Dr. Howard is an African American literary scholar whose research places the literary and intellectual traditions of the African Diaspora in conversation with the environmental humanities. He is the recipient of numerous fellowships and awards, including generous support from the Fulbright Program, The Institute for Citizens and Scholars (formerly the Woodrow Wilson Foundation), The Andrew W. Mellon Foundation, and the Harrington Fellows Program. His articles can be found or are forthcoming at Callaloo, Souls, and Atlantic Studies. His current book project, Inhabitants of the Deep: The Blueness of Blackness, illuminates the abiding relationship between blackness and the oceanic by undertaking a black ecocritical study of the trope of water in African Diaspora literature. It argues that the blackness which dawned in the oceanic encounter of Middle Passage constitutes not social death, but ecological life. This black, which was first blue, indexes a global species event, whose expressive legacy harbors an ecological recalibration of human being on a blue planet. 

Dr.
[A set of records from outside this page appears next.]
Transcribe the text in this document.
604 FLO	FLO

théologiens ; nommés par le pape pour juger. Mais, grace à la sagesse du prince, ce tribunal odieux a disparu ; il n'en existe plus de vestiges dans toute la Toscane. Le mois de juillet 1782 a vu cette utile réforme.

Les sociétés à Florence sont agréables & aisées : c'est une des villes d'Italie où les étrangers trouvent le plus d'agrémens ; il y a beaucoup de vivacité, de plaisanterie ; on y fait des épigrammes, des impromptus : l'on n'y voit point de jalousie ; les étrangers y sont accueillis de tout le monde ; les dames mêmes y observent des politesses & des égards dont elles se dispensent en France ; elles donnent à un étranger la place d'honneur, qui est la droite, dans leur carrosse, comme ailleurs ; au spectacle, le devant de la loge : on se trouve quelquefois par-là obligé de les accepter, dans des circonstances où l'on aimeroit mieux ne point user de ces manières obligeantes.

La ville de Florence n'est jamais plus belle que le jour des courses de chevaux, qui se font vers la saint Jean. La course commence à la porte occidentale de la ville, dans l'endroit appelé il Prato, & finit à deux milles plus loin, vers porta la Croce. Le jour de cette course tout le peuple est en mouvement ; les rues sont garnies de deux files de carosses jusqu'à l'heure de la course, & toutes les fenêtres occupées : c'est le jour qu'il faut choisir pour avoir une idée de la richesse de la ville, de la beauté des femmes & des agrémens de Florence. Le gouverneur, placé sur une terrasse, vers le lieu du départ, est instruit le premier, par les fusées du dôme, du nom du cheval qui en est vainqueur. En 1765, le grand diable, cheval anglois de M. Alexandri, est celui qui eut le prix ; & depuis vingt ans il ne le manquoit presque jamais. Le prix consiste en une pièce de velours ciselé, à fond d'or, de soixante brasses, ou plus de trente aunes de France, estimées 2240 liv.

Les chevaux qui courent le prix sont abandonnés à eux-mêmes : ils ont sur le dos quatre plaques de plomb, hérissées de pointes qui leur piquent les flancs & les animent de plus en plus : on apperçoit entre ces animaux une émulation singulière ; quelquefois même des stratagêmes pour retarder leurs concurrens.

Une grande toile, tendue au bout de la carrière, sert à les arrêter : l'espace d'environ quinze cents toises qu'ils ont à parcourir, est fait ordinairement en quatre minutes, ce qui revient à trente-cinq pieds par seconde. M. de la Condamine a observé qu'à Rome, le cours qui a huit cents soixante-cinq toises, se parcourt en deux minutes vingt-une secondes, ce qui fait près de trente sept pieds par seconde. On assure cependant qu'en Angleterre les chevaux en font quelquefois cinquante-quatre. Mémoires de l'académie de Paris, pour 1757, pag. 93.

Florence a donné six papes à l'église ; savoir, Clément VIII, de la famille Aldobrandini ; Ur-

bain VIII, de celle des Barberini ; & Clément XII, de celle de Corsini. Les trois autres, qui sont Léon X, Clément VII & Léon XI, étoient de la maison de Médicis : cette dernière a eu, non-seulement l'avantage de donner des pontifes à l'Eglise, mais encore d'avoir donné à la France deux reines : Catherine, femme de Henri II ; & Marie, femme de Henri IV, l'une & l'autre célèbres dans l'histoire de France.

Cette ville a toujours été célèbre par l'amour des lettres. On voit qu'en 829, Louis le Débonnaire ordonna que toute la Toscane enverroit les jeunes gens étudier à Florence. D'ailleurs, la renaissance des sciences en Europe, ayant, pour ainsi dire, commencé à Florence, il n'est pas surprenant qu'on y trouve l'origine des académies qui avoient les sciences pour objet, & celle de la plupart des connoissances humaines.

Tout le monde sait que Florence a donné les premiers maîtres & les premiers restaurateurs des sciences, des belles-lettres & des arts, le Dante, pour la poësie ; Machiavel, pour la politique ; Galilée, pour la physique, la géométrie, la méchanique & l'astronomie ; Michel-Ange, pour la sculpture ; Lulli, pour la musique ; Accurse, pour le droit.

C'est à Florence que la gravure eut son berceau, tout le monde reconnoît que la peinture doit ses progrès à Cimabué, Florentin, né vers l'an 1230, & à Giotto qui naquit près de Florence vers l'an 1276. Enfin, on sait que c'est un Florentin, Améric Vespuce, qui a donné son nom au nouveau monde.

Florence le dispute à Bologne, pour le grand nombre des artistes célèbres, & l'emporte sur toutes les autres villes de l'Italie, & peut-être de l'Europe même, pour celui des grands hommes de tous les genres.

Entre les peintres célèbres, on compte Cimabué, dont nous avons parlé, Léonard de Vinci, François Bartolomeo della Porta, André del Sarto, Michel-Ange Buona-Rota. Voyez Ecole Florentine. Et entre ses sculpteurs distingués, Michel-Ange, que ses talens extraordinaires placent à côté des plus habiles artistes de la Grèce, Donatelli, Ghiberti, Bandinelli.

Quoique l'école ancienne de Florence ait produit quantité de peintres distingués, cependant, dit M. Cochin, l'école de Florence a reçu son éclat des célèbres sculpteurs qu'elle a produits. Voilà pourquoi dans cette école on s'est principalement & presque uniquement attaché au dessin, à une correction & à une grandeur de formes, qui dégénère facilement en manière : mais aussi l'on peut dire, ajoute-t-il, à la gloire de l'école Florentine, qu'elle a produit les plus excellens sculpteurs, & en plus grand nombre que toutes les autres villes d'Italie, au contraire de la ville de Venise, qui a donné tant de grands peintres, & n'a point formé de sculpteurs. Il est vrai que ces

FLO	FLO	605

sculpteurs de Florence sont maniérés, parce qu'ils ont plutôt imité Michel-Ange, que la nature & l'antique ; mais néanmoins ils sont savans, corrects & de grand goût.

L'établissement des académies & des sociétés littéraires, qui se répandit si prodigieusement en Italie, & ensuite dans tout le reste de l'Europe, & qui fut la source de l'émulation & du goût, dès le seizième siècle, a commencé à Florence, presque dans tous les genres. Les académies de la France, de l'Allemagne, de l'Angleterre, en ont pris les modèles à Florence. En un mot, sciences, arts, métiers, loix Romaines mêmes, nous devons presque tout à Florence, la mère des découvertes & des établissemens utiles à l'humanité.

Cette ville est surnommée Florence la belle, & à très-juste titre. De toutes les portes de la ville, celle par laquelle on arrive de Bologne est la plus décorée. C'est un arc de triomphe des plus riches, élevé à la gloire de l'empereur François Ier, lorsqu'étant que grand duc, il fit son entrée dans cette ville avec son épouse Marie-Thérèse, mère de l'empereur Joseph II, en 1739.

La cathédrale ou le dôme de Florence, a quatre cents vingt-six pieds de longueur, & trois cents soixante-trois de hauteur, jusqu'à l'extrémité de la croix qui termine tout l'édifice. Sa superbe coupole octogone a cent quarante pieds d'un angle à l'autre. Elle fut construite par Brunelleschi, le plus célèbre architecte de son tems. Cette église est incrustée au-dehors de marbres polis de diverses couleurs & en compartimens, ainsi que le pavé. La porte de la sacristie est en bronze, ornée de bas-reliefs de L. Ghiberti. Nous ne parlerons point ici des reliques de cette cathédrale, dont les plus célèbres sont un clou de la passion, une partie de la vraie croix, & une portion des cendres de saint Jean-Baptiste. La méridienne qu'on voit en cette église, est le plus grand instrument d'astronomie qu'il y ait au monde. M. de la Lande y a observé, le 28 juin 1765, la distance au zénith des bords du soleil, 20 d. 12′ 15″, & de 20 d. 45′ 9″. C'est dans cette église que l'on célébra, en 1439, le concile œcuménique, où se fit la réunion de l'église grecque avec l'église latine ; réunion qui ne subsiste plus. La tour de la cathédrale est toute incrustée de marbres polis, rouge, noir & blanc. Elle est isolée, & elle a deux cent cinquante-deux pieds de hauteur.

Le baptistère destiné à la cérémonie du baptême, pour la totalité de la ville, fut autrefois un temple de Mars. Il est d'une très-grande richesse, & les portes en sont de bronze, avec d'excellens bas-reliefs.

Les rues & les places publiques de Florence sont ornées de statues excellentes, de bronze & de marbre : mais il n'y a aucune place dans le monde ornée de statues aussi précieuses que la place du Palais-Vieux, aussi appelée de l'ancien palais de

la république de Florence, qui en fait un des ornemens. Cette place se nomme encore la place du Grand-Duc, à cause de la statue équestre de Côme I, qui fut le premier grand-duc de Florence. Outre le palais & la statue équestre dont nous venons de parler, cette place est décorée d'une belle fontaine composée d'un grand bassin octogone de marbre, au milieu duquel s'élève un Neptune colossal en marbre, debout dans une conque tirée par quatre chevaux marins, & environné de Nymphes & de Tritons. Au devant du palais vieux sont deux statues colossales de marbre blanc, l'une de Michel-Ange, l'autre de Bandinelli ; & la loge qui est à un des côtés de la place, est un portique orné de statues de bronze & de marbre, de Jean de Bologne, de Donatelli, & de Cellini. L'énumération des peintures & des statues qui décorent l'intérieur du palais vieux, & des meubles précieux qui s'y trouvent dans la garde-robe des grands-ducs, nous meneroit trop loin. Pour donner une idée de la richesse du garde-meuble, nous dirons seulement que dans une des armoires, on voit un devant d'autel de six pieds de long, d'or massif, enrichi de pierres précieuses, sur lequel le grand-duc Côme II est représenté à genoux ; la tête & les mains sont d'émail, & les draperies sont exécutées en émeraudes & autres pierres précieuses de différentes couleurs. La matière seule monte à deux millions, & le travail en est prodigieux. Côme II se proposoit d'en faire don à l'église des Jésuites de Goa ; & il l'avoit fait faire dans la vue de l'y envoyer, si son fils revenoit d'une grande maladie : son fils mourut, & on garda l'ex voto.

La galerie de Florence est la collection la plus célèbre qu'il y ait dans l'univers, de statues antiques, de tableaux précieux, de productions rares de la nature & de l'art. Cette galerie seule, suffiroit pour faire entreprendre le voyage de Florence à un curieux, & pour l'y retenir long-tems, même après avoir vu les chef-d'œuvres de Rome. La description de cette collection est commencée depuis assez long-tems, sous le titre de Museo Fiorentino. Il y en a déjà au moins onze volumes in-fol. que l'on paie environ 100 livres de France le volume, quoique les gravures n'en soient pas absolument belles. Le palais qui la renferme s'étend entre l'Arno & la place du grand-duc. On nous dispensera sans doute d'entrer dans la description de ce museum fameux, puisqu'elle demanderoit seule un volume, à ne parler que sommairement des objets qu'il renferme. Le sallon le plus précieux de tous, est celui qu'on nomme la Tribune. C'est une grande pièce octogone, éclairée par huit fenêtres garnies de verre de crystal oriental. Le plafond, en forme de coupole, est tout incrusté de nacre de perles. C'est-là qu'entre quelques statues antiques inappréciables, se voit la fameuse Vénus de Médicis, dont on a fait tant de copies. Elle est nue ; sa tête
Howard teaches undergraduate and graduate courses in African American literary studies, black studies, and the environmental humanities. His teaching surveys the literary, expressive, and intellectual traditions of the African Diaspora as a crucial reserve of environmental and ecological thought. Above all, and in deep collaboration with his students, his courses aim to facilitate the phenomenon of “black study.” That is, to attend, again and again, in literature and more, to black death and life, to no smaller end than the end of the antiblack world and the celebration and magnification of black life on earth.

Dr. Howard earned an M.A. and PhD from Duke University and a B.A. from the University of Pennsylvania.